FIG. 2 is a diagram showing an example of a search processing result in the database system shown in FIG. 1;
3 is a diagram showing a state in which a new target node N4 has been adopted based on the search result shown in FIG.
4 is a diagram showing search processing in which a dynamic link L8 is temporarily defined in the database system shown in FIG.
FIG. 5 is a diagram showing a state in which a new node of interest N6 is adopted based on the search result shown in FIG. 4 and a dynamic link L8 is promoted to a static link.
FIG. 6 is a diagram illustrating an evaluation method when a plurality of equivalent keywords are defined in one node in keyword evaluation when defining a dynamic link.
FIG. 7 is a diagram illustrating an example of a simple distributed database system including three classes A, B, and C.
8 is a diagram showing an example in which class links and thesaurus dictionaries are defined in the distributed database system shown in FIG.
FIG. 9 is a diagram showing a state where static links L1 to L5 are defined in the distributed database system shown in FIG.
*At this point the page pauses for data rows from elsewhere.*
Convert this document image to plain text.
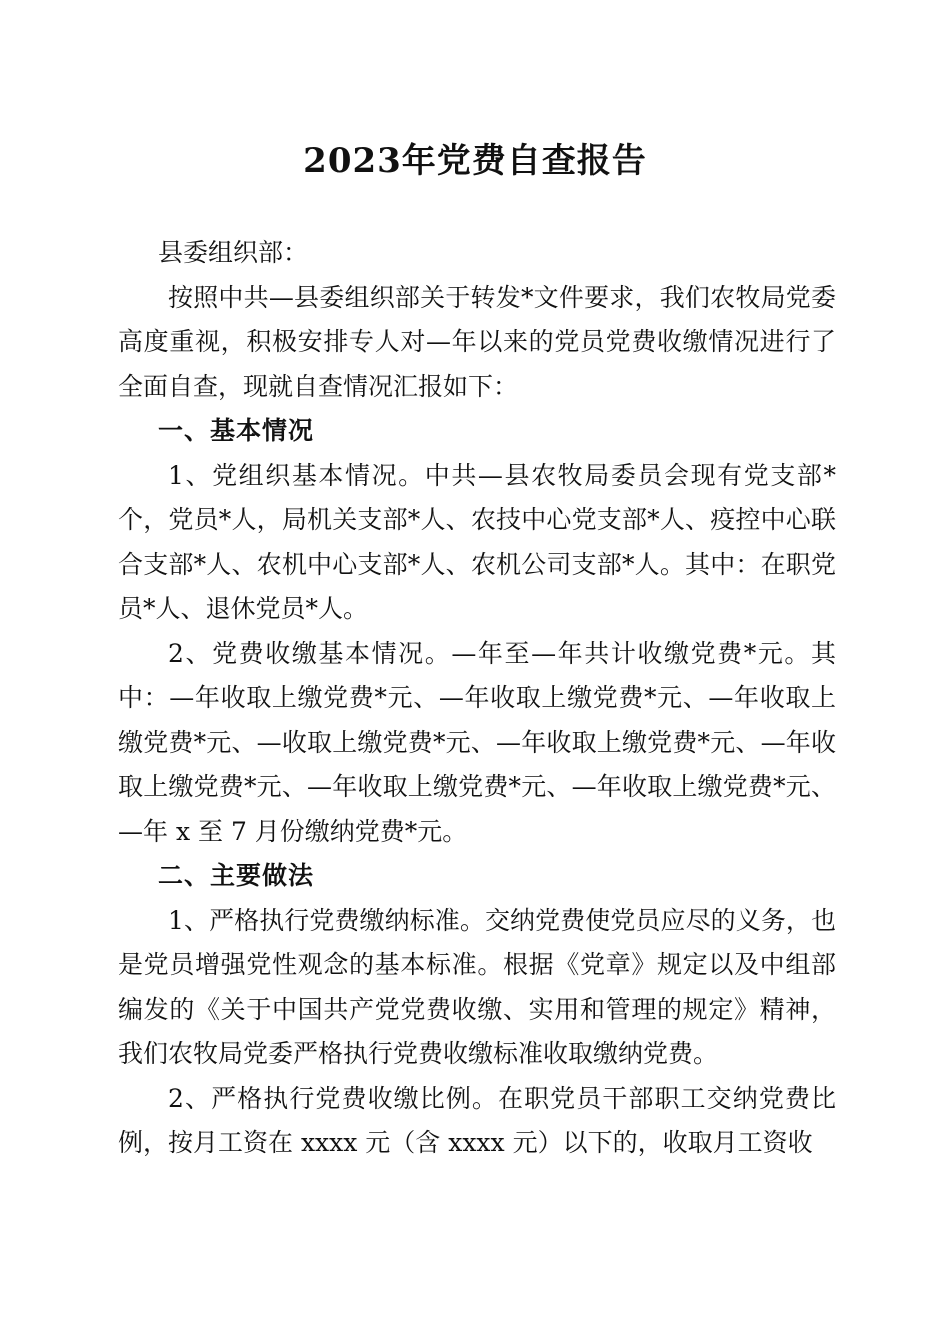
2023年党费自查报告

县委组织部：

按照中共—县委组织部关于转发*文件要求，我们农牧局党委高度重视，积极安排专人对—年以来的党员党费收缴情况进行了全面自查，现就自查情况汇报如下：

一、基本情况

1、党组织基本情况。中共—县农牧局委员会现有党支部*个，党员*人，局机关支部*人、农技中心党支部*人、疫控中心联合支部*人、农机中心支部*人、农机公司支部*人。其中：在职党员*人、退休党员*人。

2、党费收缴基本情况。—年至—年共计收缴党费*元。其中：—年收取上缴党费*元、—年收取上缴党费*元、—年收取上缴党费*元、—收取上缴党费*元、—年收取上缴党费*元、—年收取上缴党费*元、—年收取上缴党费*元、—年收取上缴党费*元、—年 x 至 7 月份缴纳党费*元。

二、主要做法

1、严格执行党费缴纳标准。交纳党费使党员应尽的义务，也是党员增强党性观念的基本标准。根据《党章》规定以及中组部编发的《关于中国共产党党费收缴、实用和管理的规定》精神，我们农牧局党委严格执行党费收缴标准收取缴纳党费。

2、严格执行党费收缴比例。在职党员干部职工交纳党费比例，按月工资在 xxxx 元（含 xxxx 元）以下的，收取月工资收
10 is a diagram illustrating a result of a search using the node N1 as a target node using the static link illustrated in FIG. 9;
11 is a diagram showing a result of performing the same search process as the search shown in FIG. 10 in consideration of class link weighting (signal transmission coefficient). FIG.
12 is a diagram showing a state in which learning processing for correcting the weight (signal transmission coefficient) of the static link is performed based on the search result shown in FIG.
13 is a diagram illustrating a result of performing the same search process as the search illustrated in FIG. 10 again in the state after the learning process illustrated in FIG. 12;
14 is a chart showing a method for determining a priority when a candidate node is presented in consideration of the weight of a node after the search process shown in FIG. 10 is executed.
FIG. 15 is a chart showing a priority order determination method when candidate nodes are presented in consideration of node weights after the search process shown in FIG. 13 is executed;
16 is a diagram showing an example in which search processing using both static links and dynamic links is executed in the distributed database system shown in FIG.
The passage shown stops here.